Tommy Mann Jr.
The Orange Leader
Three Texas lawmakers are planning to introduce legislation to give school districts more options in providing security on campus.
In the meantime, local school districts are already addressing the situation as they see fit.
Sen. John Whitmire, Sen. Tommy Williams and Rep. Dan Huberty recently announced the “Texas School District Security Act.” They say the bill will give districts more options for increased law enforcement and other security measures in schools.
Williams and Huberty are both Republicans, while Whitmire is the Democratic chair of the Senate Criminal Justice Committee. The bill is the latest response to the school shooting in Newtown, Conn., that left 20 children dead.
Another shooting, this one at the Lone Star College campus in north Harris County, is closer to home for many area superintendents who have the weight of the district’s students on their shoulders.
The Vidor Independent School District and Bridge City Independent School District each have their own respective police departments. Vidor ISD has seven campuses but only four officers, while Bridge City ISD has two officers and four campuses.
“We are contracting out with city police officers and will have one at each of our three elementary campuses,” said Dr. Jay Killgo, Vidor ISD superintendent. “We’ve got an officer on every campus now.”
Killgo said the district will hold a special meeting on Monday, Feb. 4 to address more concerns regarding safety issues at the Vidor ISD campuses and what can be done to improve safety.
“People are going to start seeing differences very soon,” Killgo added. “We are going to take greater measures to secure our campuses and people will start seeing that very soon.”
Mike King, superintendent of Bridge City ISD, said his district is considering all options before making a decisive course of action, which may or may not include considering the use of armed law enforcement.
“We are being proactive and are looking at all of our options,” King said. “We’ve reassessed our safety plans at all campuses and we’ve found some ways to improve.’
King said one option is to make the district’s intermediate school, middle school and high school safer by redesigning entrance points.

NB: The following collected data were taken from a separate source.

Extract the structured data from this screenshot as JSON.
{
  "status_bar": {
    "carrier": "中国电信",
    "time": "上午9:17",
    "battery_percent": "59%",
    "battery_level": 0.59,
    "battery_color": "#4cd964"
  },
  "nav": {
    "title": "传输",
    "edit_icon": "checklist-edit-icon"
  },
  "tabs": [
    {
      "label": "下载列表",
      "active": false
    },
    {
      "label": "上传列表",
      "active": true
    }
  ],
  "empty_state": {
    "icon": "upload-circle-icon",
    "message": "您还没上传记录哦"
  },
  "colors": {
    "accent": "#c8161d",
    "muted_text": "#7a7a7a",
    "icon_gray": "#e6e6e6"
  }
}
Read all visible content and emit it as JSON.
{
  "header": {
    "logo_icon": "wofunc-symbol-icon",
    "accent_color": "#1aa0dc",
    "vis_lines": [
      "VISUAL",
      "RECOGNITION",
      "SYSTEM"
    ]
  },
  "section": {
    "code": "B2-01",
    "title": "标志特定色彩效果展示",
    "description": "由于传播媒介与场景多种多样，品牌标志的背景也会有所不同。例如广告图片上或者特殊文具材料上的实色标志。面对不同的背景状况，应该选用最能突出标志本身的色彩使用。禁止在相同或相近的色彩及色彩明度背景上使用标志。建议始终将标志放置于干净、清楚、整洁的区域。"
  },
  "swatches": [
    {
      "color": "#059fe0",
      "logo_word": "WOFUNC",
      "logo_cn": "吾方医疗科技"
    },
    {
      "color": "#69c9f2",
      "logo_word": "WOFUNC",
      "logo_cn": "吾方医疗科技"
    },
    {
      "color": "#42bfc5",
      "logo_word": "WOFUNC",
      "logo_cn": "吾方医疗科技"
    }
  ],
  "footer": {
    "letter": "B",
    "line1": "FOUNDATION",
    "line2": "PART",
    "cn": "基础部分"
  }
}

“Bridge City Elementary is our newest school and it was designed exactly with that in mind,” King explained. “We could possibly redesign the entrance points at our other campuses to make them safer. The Board of Trustees and I are in discussions on other ways to make our campuses more secure and manageable. We will definitely be more diligent.”
The West Orange-Cove Consolidated Independent School District uses off-duty, armed officers as needed for special events, all athletic events and throughout the day at West Orange-Stark High School.
Other local school districts utilize officers and security as needed for sporting events and school functions as well.